People with schizophrenia usually cannot interpret emojis. They do not perceive irony, but figurative expressions at face value. If you ask them, for example, what the expression “To be a chip off the old block” means, the answer is usually the same: “Well, the chip is very close to the block”. Psychiatrists call this phenomenon concretism. Benjamin Wilck and Ivan Nenchev read all publications on the relevant tests and found that they contained logical errors and inconsistent background assumptions about understanding figurative language.
Concretism was first observed in the 1930s and has been scientifically studied since the 1950s. “Since then, the studies have become more and more complex, but they are still founded on the same basic assumptions – and these are wrong,” says Benjamin Wilck. One assumes, among other things, that healthy people intuitively recognize metaphors and irony. “Conversely, that would mean: People who can't do that are not healthy.” However, concretism is only one symptom of schizophrenia and not sufficient for the diagnosis.
Together with 15 students from medicine, psychology, linguistics, literature, and art studies, the two group leaders discussed such discrepancies and designed small new experiments, which they then tested on a group of healthy people. For their seminar, they had invited a colleague from the Medical Humanities department at the University of Cambridge. “Now we have been proposed a cooperation by Cambridge! This wouldn't have happened at all without StuROPx,” says Benjamin Wilck happily.
What does he himself gain from the project? Like Pia Rafalski, Benjamin Wilck also values the input of different disciplines. “At my institute, there are philosophy students who might think very perceptively about metaphor,” he says, “but there is no critical exchange with students and researchers in other disciplines.” The professional tension between the two seminar leaders was also interesting. “Since we know each other well, it's going very nicely. But usually, a doctor can hardly understand a philosopher's critique because medical school doesn't include logic seminars.”
What criteria does the selection committee use to choose projects? “The focus is on research. Funding is not provided for seminars on a topic, but for research projects with students. In addition, interdisciplinary and innovative approaches to a topic also play a role. And we make sure that they really are the own ideas – and not those of a professor behind them,” says Nina Lorkowski. For the leadership of both formats, there are separate training courses on “research-based learning” to provide them with the best possible qualifications.

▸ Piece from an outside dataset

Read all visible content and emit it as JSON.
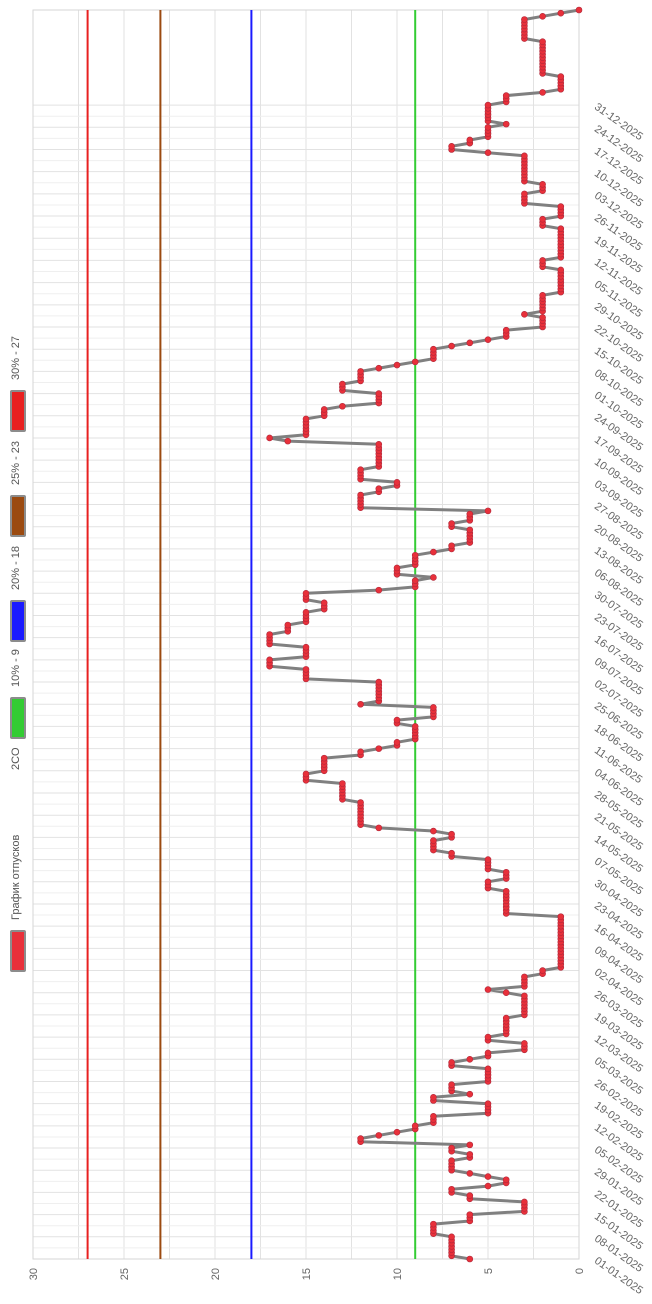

8 X-Tutorials and 16 X-Student Research Groups were funded in the first round. Even the first time, there were many more applications than places. No wonder, because the idea behind StuROPx is as simple as it is wise: Students should not learn from research, but participate in research, not just contribute, but go through all phases of a research process themselves and be involved in the development of sub-questions. In this way, research competence is promoted at an early stage.